At the end of 2024, the corporate companies were expected to increase their prices by 2.5% during the following year. In mid -May, these estimates rose to 3.5%, according to the Atlanta Fed, which concluded that there was little difference in expectations of growth in companies with or without abroad exposure.

However, the inquiry revealed some more pronounced increases expected among service companies, which raised questions about whether these price increases could give an inflationary impetus as shown three years ago.

“The main concern with regard to the impact of tariffs is whether we will have the same phenomenon we watched during the pandemic. That is, will pressures on prices spread beyond prices directly affected by increasing import rights?

SNAKFLATION OR STEETING INFLATION: How Trump fares are increasing costs for US consumers

A buyer carries articles for a vehicle at the door of a Walmart store in San Leandro, California, on 19 August. David Paul Morris/Bloomberg/Getty Images

But in the coming months, the expectations are that the passage of tariffs will be gradual and prolonged, says Matt Bush, US economist at Guggenheim Investments, in an interview with CNN.

“Companies say they are working with suppliers and consumers to help share part of the costs,” says Bush. “Companies say they are working with suppliers and consumers to help share some of the costs.
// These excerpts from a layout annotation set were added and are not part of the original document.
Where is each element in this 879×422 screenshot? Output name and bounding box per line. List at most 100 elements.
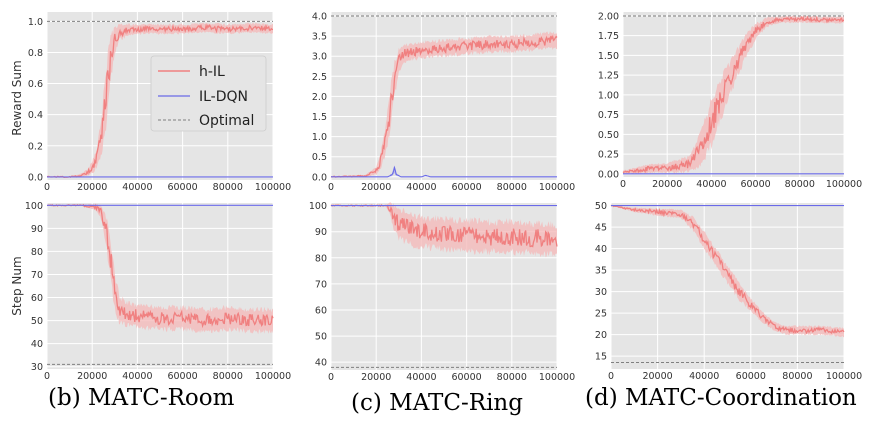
ring-reward-x-tick-label: 20000: [361, 182, 391, 193]
panel-ring-reward: 0 20000 40000 60000 80000 100000 0.0 0.5 1.0 1.5 2…: [312, 12, 575, 193]
ring-steps-y-tick-label: 100: [309, 201, 327, 212]
room-reward-y-tick-label: 0.0: [28, 172, 43, 183]
ring-steps-y-tick-label: 50: [315, 332, 327, 343]
room-steps-h-il-band: [47, 203, 273, 335]
coordination-reward-x-tick-label: 20000: [652, 179, 682, 190]
room-reward-y-tick-label: 1.0: [28, 17, 43, 28]
coordination-reward-x-tick-label: 100000: [826, 179, 862, 190]
coordination-reward-y-tick-label: 2.00: [598, 11, 619, 22]
room-steps-y-tick-label: 70: [31, 270, 43, 281]
coordination-steps-y-tick-label: 40: [595, 244, 607, 255]
coordination-steps-y-tick-label: 25: [595, 309, 607, 320]
ring-reward-y-tick-label: 4.0: [312, 12, 327, 23]
room-steps-y-tick-label: 100: [25, 201, 43, 212]
row-label-reward-sum: Reward Sum: [10, 60, 24, 135]
room-reward-h-il-line: [47, 23, 274, 179]
ring-reward-il-dqn-line: [331, 165, 557, 178]
coordination-reward-y-tick-label: 0.75: [598, 110, 619, 121]
room-reward-x-tick-label: 60000: [167, 182, 197, 193]
room-reward-y-tick-label: 0.6: [28, 79, 43, 90]
coordination-reward-y-tick-label: 1.25: [598, 71, 619, 82]
row-label-step-num: Step Num: [10, 256, 24, 315]
coordination-steps-x-tick-label: 40000: [689, 371, 719, 382]
room-steps-y-tick-label: 40: [31, 339, 43, 350]
coordination-reward-x-tick-label: 40000: [696, 179, 726, 190]
coordination-steps-y-tick-label: 35: [595, 266, 607, 277]
room-steps-x-tick-label: 0: [44, 371, 50, 382]
ring-steps-x-tick-label: 60000: [451, 372, 481, 383]
coordination-steps-y-tick-label: 30: [595, 287, 607, 298]
ring-steps-y-tick-label: 90: [315, 227, 327, 238]
ring-steps-x-tick-label: 20000: [361, 372, 391, 383]
coordination-steps-y-tick-label: 50: [595, 201, 607, 212]
coordination-reward-y-tick-label: 0.00: [598, 169, 619, 180]
room-steps-y-tick-label: 80: [31, 247, 43, 258]
room-reward-x-tick-label: 20000: [77, 182, 107, 193]
panel-coordination-steps: 0 20000 40000 60000 80000 100000 15 20 25 30 35 40 4…: [595, 201, 862, 382]
legend-label-il-dqn: IL-DQN: [199, 89, 248, 105]
legend-label-h-il: h-IL: [199, 64, 225, 80]
coordination-reward-x-tick-label: 60000: [740, 179, 770, 190]
ring-steps-y-tick-label: 40: [315, 358, 327, 369]
caption-matc-coordination: (d) MATC-Coordination: [585, 385, 857, 411]
room-steps-y-tick-label: 90: [31, 224, 43, 235]
ring-reward-h-il-line: [330, 34, 558, 178]
panel-ring-steps: 0 20000 40000 60000 80000 100000 40 50 60 70 80 90 1…: [309, 201, 575, 383]
ring-reward-y-tick-label: 2.5: [312, 72, 327, 83]
caption-matc-room: (b) MATC-Room: [48, 385, 235, 411]
room-steps-x-tick-label: 60000: [167, 371, 197, 382]
room-reward-x-tick-label: 40000: [122, 182, 152, 193]
caption-matc-ring: (c) MATC-Ring: [351, 390, 523, 416]
coordination-steps-y-tick-label: 20: [595, 330, 607, 341]
ring-reward-y-tick-label: 2.0: [312, 92, 327, 103]
ring-steps-y-tick-label: 70: [315, 279, 327, 290]
ring-steps-y-tick-label: 80: [315, 253, 327, 264]
ring-reward-x-tick-label: 60000: [451, 182, 481, 193]
legend-box: [150, 55, 267, 132]
ring-steps-x-tick-label: 0: [328, 372, 334, 383]
ring-steps-x-tick-label: 80000: [497, 372, 527, 383]
coordination-reward-y-tick-label: 0.50: [598, 130, 619, 141]
room-steps-x-tick-label: 80000: [213, 371, 243, 382]
ring-reward-x-tick-label: 80000: [497, 182, 527, 193]
ring-reward-x-tick-label: 0: [328, 182, 334, 193]
ring-steps-x-tick-label: 100000: [539, 372, 575, 383]
ring-steps-h-il-band: [331, 202, 557, 258]
room-steps-x-tick-label: 20000: [77, 371, 107, 382]
legend-label-optimal: Optimal: [199, 113, 254, 129]
room-steps-plot-background: [47, 203, 273, 369]
room-steps-y-tick-label: 60: [31, 293, 43, 304]
coordination-reward-y-tick-label: 1.00: [598, 90, 619, 101]
ring-reward-y-tick-label: 1.0: [312, 132, 327, 143]
ring-reward-y-tick-label: 0.0: [312, 172, 327, 183]
ring-steps-x-tick-label: 40000: [406, 372, 436, 383]
room-reward-x-tick-label: 100000: [255, 182, 291, 193]
room-reward-x-tick-label: 0: [44, 182, 50, 193]
coordination-reward-x-tick-label: 80000: [785, 179, 815, 190]
coordination-reward-h-il-line: [622, 15, 844, 174]
ring-reward-x-tick-label: 100000: [539, 182, 575, 193]
room-steps-x-tick-label: 100000: [255, 371, 291, 382]
room-reward-x-tick-label: 80000: [213, 182, 243, 193]
ring-reward-y-tick-label: 1.5: [312, 112, 327, 123]
room-steps-y-tick-label: 30: [31, 362, 43, 373]
coordination-steps-y-tick-label: 45: [595, 223, 607, 234]
ring-reward-y-tick-label: 0.5: [312, 152, 327, 163]
room-reward-y-tick-label: 0.4: [28, 110, 43, 121]
coordination-steps-plot-background: [611, 203, 844, 369]
coordination-reward-x-tick-label: 0: [620, 179, 626, 190]
ring-steps-y-tick-label: 60: [315, 305, 327, 316]
ring-reward-y-tick-label: 3.0: [312, 52, 327, 63]
coordination-steps-y-tick-label: 15: [595, 352, 607, 363]
coordination-steps-x-tick-label: 80000: [782, 371, 812, 382]
room-reward-y-tick-label: 0.2: [28, 141, 43, 152]
room-reward-y-tick-label: 0.8: [28, 48, 43, 59]
room-steps-h-il-line: [46, 203, 274, 329]
ring-reward-y-tick-label: 3.5: [312, 32, 327, 43]
coordination-steps-x-tick-label: 60000: [736, 371, 766, 382]
coordination-steps-x-tick-label: 100000: [826, 371, 862, 382]
room-steps-y-tick-label: 50: [31, 316, 43, 327]
room-steps-x-tick-label: 40000: [122, 371, 152, 382]
coordination-reward-y-tick-label: 0.25: [598, 150, 619, 161]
But I think that, as you realize that these tariffs will not come down, they will start to pass more to consumers.”

The greatest retailer in the world said the same on Thursday: Walmart CEO Doug McMillon ensures that the company’s costs increase every week because of tariffs, but aims to keep prices low “while we can.”

Small increases over time can make life easier for some consumers; However, for others – especially those with little or no margin of maneuver in their budgets – this slow burning may well seem like a slow bleeding.

“Americans with lower income are sadly skilled to juggle their expenses and try to enforce every cent,” writes Heather Long, chief economist at Navy Federal Credit Union, an email sent to CNN. “They may be without meat or coffee in a week to buy their children’s shoes. The following week, they may not pay the car to cover the electricity bill and a medical expense. It is a constant juggling in which they affect the money to their most urgent need at this time.”

Retailers and big brands know that many Americans live on salary in salary, so they are using “stealth inflation” to make tariffs in small increments, hoping that consumers will not realize or are able to absorb them better, Long adds.